Filmden yayınlanmadan/vizyona girmeden önce çıkan görsellerde Diana'yı altın bir zırh içinde görmüştük. Bu yeni zırhın hikayesi de filmde açığa çıktı. İnsanların işgali sırasında Themyscira'yı kurtarmak için kendini feda eden büyük kahraman Asteria'nın zırhı olan bu şaheseri Diana, Birinci Dünya Savaşından sonra geçen süreçte bularak kendi koruması altına almış. Ancak Asteria'nın hikayesi burada bitmiyor.

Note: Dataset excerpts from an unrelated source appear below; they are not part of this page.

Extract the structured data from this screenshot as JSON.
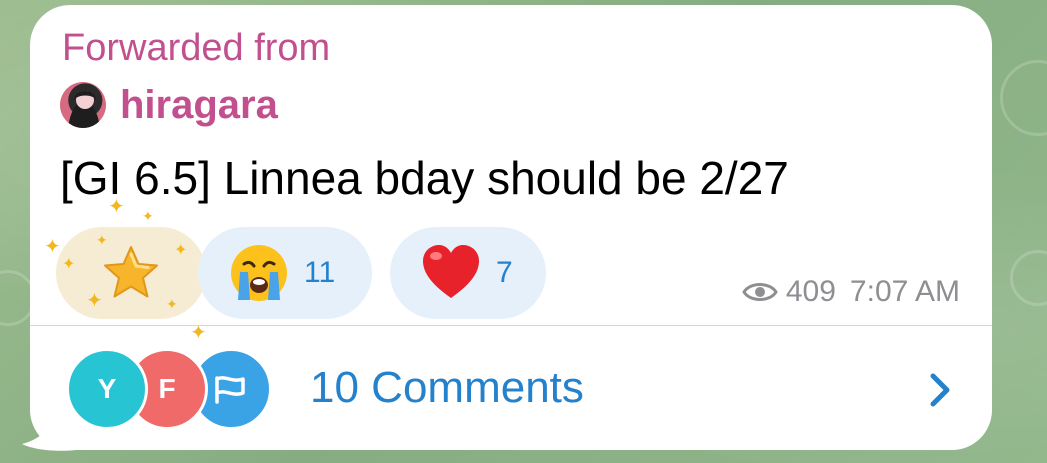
{
  "message": {
    "forwarded_label": "Forwarded from",
    "source_name": "hiragara",
    "text": "[GI 6.5] Linnea bday should be 2/27",
    "views": "409",
    "time": "7:07 AM"
  },
  "reactions": [
    {
      "emoji": "star",
      "count": ""
    },
    {
      "emoji": "crying-face",
      "count": "11"
    },
    {
      "emoji": "red-heart",
      "count": "7"
    }
  ],
  "comments": {
    "label": "10 Comments",
    "avatars": [
      {
        "initial": "Y",
        "color": "#27c4d3"
      },
      {
        "initial": "F",
        "color": "#f06a6a"
      },
      {
        "initial": "",
        "color": "#3aa3e6"
      }
    ]
  },
  "colors": {
    "accent": "#2481cc",
    "forward": "#c2508f",
    "meta": "#8e8e93"
  }
}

Tüm Amazonlar tarafından ölü olarak bilinen Asteria, jenerik sonrası sahnede gördüğümüz üzere halen dünyada yaşıyor ve gizli gizli süper kahramanlık işleri yapmaya devam ediyor. Bir çocuğun hayatını kurtarırken gördüğümüz Asteria'ı canlandıran aktris ise oldukça önemli. Orijian Wonder Woman olarak da tanımlayabileceğimiz Lynda Carter'ı filmde görünce epey duygulandım. Zaten sahne bitmeden önce kameraya bakıp göz kırpan Carter'ı Wonder Woman 3'te daha büyük bir rol içerisinde de görebiliriz.

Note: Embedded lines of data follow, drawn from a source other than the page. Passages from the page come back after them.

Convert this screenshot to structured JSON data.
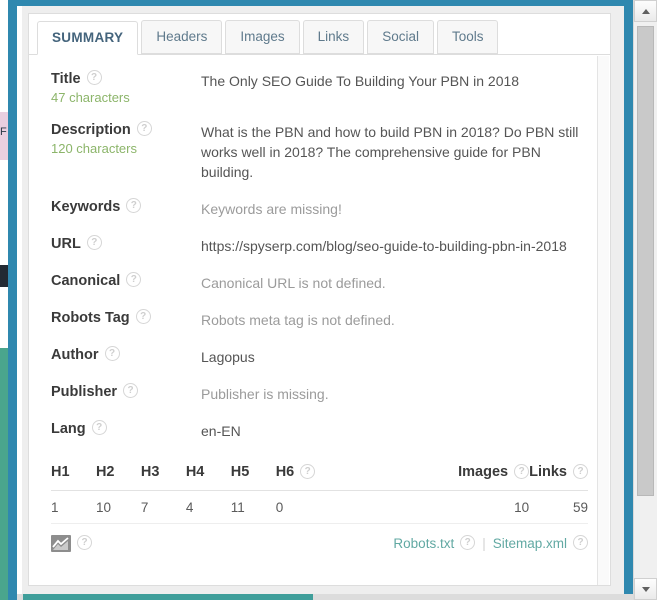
{
  "window": {
    "frame_color": "#2f88af",
    "accent_color": "#62a9a3"
  },
  "tabs": [
    {
      "label": "SUMMARY",
      "active": true
    },
    {
      "label": "Headers",
      "active": false
    },
    {
      "label": "Images",
      "active": false
    },
    {
      "label": "Links",
      "active": false
    },
    {
      "label": "Social",
      "active": false
    },
    {
      "label": "Tools",
      "active": false
    }
  ],
  "help_glyph": "?",
  "meta_rows": [
    {
      "label": "Title",
      "count": "47 characters",
      "value": "The Only SEO Guide To Building Your PBN in 2018",
      "muted": false
    },
    {
      "label": "Description",
      "count": "120 characters",
      "value": "What is the PBN and how to build PBN in 2018? Do PBN still works well in 2018? The comprehensive guide for PBN building.",
      "muted": false
    },
    {
      "label": "Keywords",
      "count": "",
      "value": "Keywords are missing!",
      "muted": true
    },
    {
      "label": "URL",
      "count": "",
      "value": "https://spyserp.com/blog/seo-guide-to-building-pbn-in-2018",
      "muted": false
    },
    {
      "label": "Canonical",
      "count": "",
      "value": "Canonical URL is not defined.",
      "muted": true
    },
    {
      "label": "Robots Tag",
      "count": "",
      "value": "Robots meta tag is not defined.",
      "muted": true
    },
    {
      "label": "Author",
      "count": "",
      "value": "Lagopus",
      "muted": false
    },
    {
      "label": "Publisher",
      "count": "",
      "value": "Publisher is missing.",
      "muted": true
    },
    {
      "label": "Lang",
      "count": "",
      "value": "en-EN",
      "muted": false
    }
  ],
  "counts_table": {
    "headers": [
      {
        "label": "H1",
        "help": false
      },
      {
        "label": "H2",
        "help": false
      },
      {
        "label": "H3",
        "help": false
      },
      {
        "label": "H4",
        "help": false
      },
      {
        "label": "H5",
        "help": false
      },
      {
        "label": "H6",
        "help": true
      },
      {
        "label": "Images",
        "help": true
      },
      {
        "label": "Links",
        "help": true
      }
    ],
    "values": [
      "1",
      "10",
      "7",
      "4",
      "11",
      "0",
      "10",
      "59"
    ]
  },
  "footer": {
    "chart_icon": "line-chart-icon",
    "robots_link": "Robots.txt",
    "separator": "|",
    "sitemap_link": "Sitemap.xml"
  }
}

Aslında Patty Jenkins ilk etapta Lynda Carter'a 2017'de vizyona giren filmde rol verecekmiş. Ancak takvimler uyuşmayınca kısmet bu filme olmuş. Zaten Carter geçtiğimiz dönemlerde yaptığı açıklamada "Bu sefer bana iyi bir kısım yazarsa rol alabilirim." diyerek niyetini belli etmişti. 1970'lerde Wonder Woman'ı canlandıran başarılı aktris bir sonraki filmde şahane bir mentor karakter olarak karşımıza çıkabilir. Ancak umuyorum ki bu yeni filmde klişelerden kaçınırlar. Patty Jenkins ve ekibine önerim Cengiz Üstün'ün "Anti Klişe Timi" ekibinden bir randevu talep etmeleri.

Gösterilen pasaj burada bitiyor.